Esto es Sauvanyà, el pueblo más bonito y más alejado del municipio de la Ribera d'Urgellet, donde no vive nadie desde hace muchos años. Para entrar en la iglesia hay que pisar las tumbas del jardín, que hace las veces de cementerio.

La Borda, la casa donde nació mi abuela Pepeta (la otra) se encuentra al otro lado del Segre, casi enfrente de Cal Maties, donde nació mi padre, entre el Pla de Sant Tirs y Organyà (Alt Urgell). Es realidad no se trata de una casa, sino de una mansión del siglo XV o XVI, según me contaron. Tiene más de cuarenta habitaciones, capilla, establos, una gran era (no sé cómo se dice en castellano), buenas tierras cerca del río y no sé cuántas cosas más. Perteneció a un señorón de Barcelona que no subía nunca, ya que antes era una verdadera odisea, viajar hasta allí: se podía tardar tranquilamente, en carro, una semanita.
Finalmente vendieron la finca a los masovers (tampoco sé cómo se dice en castellano), o sea, a la familia de mi abuela, supongo que a finales del siglo XIX.
Creo que a la familia de mi abuela les gustaba el siglo XIX. Sus costumbres eran de esa época: se levantaban al alba y se encerraban al caer el sol, como antes. Trabajaban la tierra como antes, aunque tenían un tractor.
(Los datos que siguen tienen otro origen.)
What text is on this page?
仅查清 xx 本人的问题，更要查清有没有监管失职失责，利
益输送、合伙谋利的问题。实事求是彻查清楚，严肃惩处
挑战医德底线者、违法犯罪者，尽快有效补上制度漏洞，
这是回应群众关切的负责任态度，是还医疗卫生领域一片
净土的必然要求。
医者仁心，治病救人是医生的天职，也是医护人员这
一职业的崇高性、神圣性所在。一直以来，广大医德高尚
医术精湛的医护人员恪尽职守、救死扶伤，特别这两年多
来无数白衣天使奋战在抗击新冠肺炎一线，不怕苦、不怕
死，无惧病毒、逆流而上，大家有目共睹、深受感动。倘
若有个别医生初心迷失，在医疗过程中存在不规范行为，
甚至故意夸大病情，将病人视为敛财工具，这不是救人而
Cuatro cerdos, gallinas, algún pato, conejos, y doce vacas, a las que el marido de la sobrina de mi abuela cepillaba cada tarde antes de ordeñarlas: ¿dónde se ha visto que las vacas se cepillen?.
En todo caso, será un toro, el que se cepilla a las vacas.
Cuando íbamos, muy de tarde en tarde, con mi madre a hacerles una visita, era como meterse en la máquina del tiempo. Sólo ocupaban una cuarta parte de la casa. Las paredes estaban pintadas de marrón oscuro, sin apenas muebles, y como no abrían las luces te creaba un sentimiento de soledad e inquietud. Nunca entré en las habitaciones, pero supongo que serían igual de austeras.
Hacían vida en la cocina. Se sentaban todos alrededor de la estufa-cocina, de hierro macizo, y allí pasaban el tiempo, después de cenar, silenciosos, antes de irse a dormir: el hermano de mi abuela, Josep Llach, su mujer, Maria Solé, vestida de negro con pañuelo negro, la cual, una vez casada, nunca jamás volvió a salir de La Borda, ni tan solo para ir a visitar a su cuñada Pepeta, que vivía a cien metros (bueno, sí, salió una vez, pero ya muerta); su hija Carmeta, su marido (el del cepillo), y los hijos de éstos, Carme, Josep y Pilar.
Nuestras visitas eran todo un acontecimiento: atravesando casi a tientas el pasillo, llegábamos hasta la cocina, donde nos recibían por todo lo alto: un plato con galletas María Fontaneda y un vino blanco dentro de una botella de Anís del Mono sin la etiqueta, tan antigua que era casi opaca.
Allí hablábamos del tiempo y poca cosa más. Bueno, en realidad sólo hablaba mi madre, ellos no es que fueran muy dicharacheros…
Cuando éramos pequeños, mis hermanos y yo subíamos a casa de mis abuelos la primera quincena de septiembre, ante de empezar el colegio. Como mi tía era la maestra de los Hostalets, aprovechaba y nos daba clases a todos los primos, de unos y de otros, y a todo crío que estuviera por allí. En total, quince o veinte niños.
Los de La Borda también iban. Eran un poco raros, la verdad, tímidos, y no parecían muy espabilados. El Josep era el más apocado de los dos (Pilar aún no había nacido), tenía cara de pena, hablaba poco, se relacionaba menos y, encima, mi tía la profe le metía la bronca porque no se enteraba de nada.
Aunque mi tía Montse nos pegaba la bronca a todos, sin excepción, no es porque le tuviera manía. Recuerdo una niña que entraba a clase torcida, andaba hacia un lado, no sé si por el peso de los libros en la cartera o qué, pero gracias a los gritos de mi tía y al miedo que le daba estoy convencido que que hoy anda como una grulla, de tan recta que va.
Creo que, después de la infancia, no volví a ver a mi primo Josep. Si acaso, en alguna boda, comunión, o algún día de Navidad.
Al cabo de unos años, cuando yo ya me había ido de casa a buscarme la vida, me llamó mi madre, diciéndome que el Josep se había suicidado. Cogió una escopeta de caza, la cargó (claro), se dirigió a la parte de atrás del pajar.
Se metió el cañón en la boca y disparó. Según parece, no lo hizo muy bien, y sufrió bastante, antes de morir.
Encontraron una nota que el Josep había escrito, que decía, entre otras cosas, que la vida que allí llevaban no era vida, y que no había estado nunca con una mujer.
Y que se vendieran la casa.
Tenía veintidós años.
Al cabo de un tiempo, la familia vendió La Borda a un andorrano, que aún la está restaurando, y se fue a vivir a una casita en La Seu d’Urgell.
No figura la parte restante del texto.